Case ID: ad2d_70/html/0942-01.html
Source: Caselaw Access Project
Author: {"author": "", "license": "Public Domain", "url": "https://static.case.law/"}
Date Created: 2024-08-24T03:29:51.129683

(June 25, 1979)
    Ada Askew, Respondent, v City of New York, Appellant.
   — In a medical malpractice action, the defendant appeals from an order of the Supreme Court, Kings County, dated July 24, 1978, which granted the plaintiff’s motion for reargument and upon reargument vacated the order which had denied the plaintiff’s motion to, inter alia, hold that a notice of claim was timely served and granted said motion to the extent of holding that the notice of claim was timely served. Order modified, on the law, by deleting therefrom everything following the words "this motion for reargument is granted” and substituting therefor the following: "and upon reargument the original determination is adhered to”. As so modified, order affirmed, without costs or disbursements. The plaintiff bases her claim against defendant on allegedly negligent medical treatment she received in its clinic on February 28, 1972. The defendant pleaded the affirmative defense that service of plaintiff’s notice of claim on July 18, 1972 was untimely under section 50-e of the General Municipal Law as not being within 90 days after her claim arose. Thereafter plaintiff moved to strike this affirmative defense or, in the alternative, for a declaration that her notice of claim was timely served. This motion was denied by Mr. Justice Heller, who subsequently retired from the bench.

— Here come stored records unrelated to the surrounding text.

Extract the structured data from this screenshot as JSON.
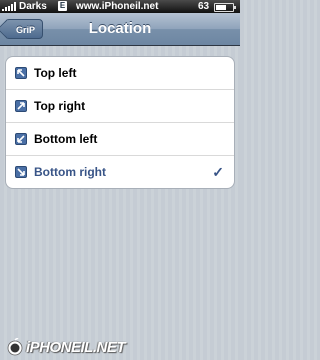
{
  "status_bar": {
    "carrier": "Darks",
    "network_badge": "E",
    "site": "www.iPhoneil.net",
    "battery_level": "63",
    "battery_fraction": 0.63
  },
  "nav": {
    "back_label": "GriP",
    "title": "Location"
  },
  "options": [
    {
      "label": "Top left",
      "icon": "arrow-up-left-icon",
      "selected": false
    },
    {
      "label": "Top right",
      "icon": "arrow-up-right-icon",
      "selected": false
    },
    {
      "label": "Bottom left",
      "icon": "arrow-down-left-icon",
      "selected": false
    },
    {
      "label": "Bottom right",
      "icon": "arrow-down-right-icon",
      "selected": true
    }
  ],
  "checkmark": "✓",
  "colors": {
    "selected_text": "#385487",
    "nav_bar": "#6d86a2",
    "background": "#c5ccd4"
  },
  "watermark": {
    "text": "iPHONEIL.NET"
  }
}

Later, plaintiff moved, inter alia, for reargument and that motion was heard by Mr. Justice Morton who granted reargument and upon reargument vacated the prior order and granted the original motion to the extent of holding that the notice of claim was timely served. The plaintiff’s notice of claim was not timely served since a cause of action for medical malpractice accrues at the time the act occurs, as a general rule, and not at the time of its discovery. True, the finding of a foreign object inside a person, or the receiving of continuous treatment from a hospital or its physicians may afford the basis for a later accrual date (see Matter of Smalls v New York City Health & Hosps. Corp., 44 NY2d 398, 414-415), but such was not the case here. The original motion was properly denied by Mr. Justice Heller, and his determination should be adhered to. Rabin, J. P., Gulotta, Martuscello and Mangano, JJ., concur.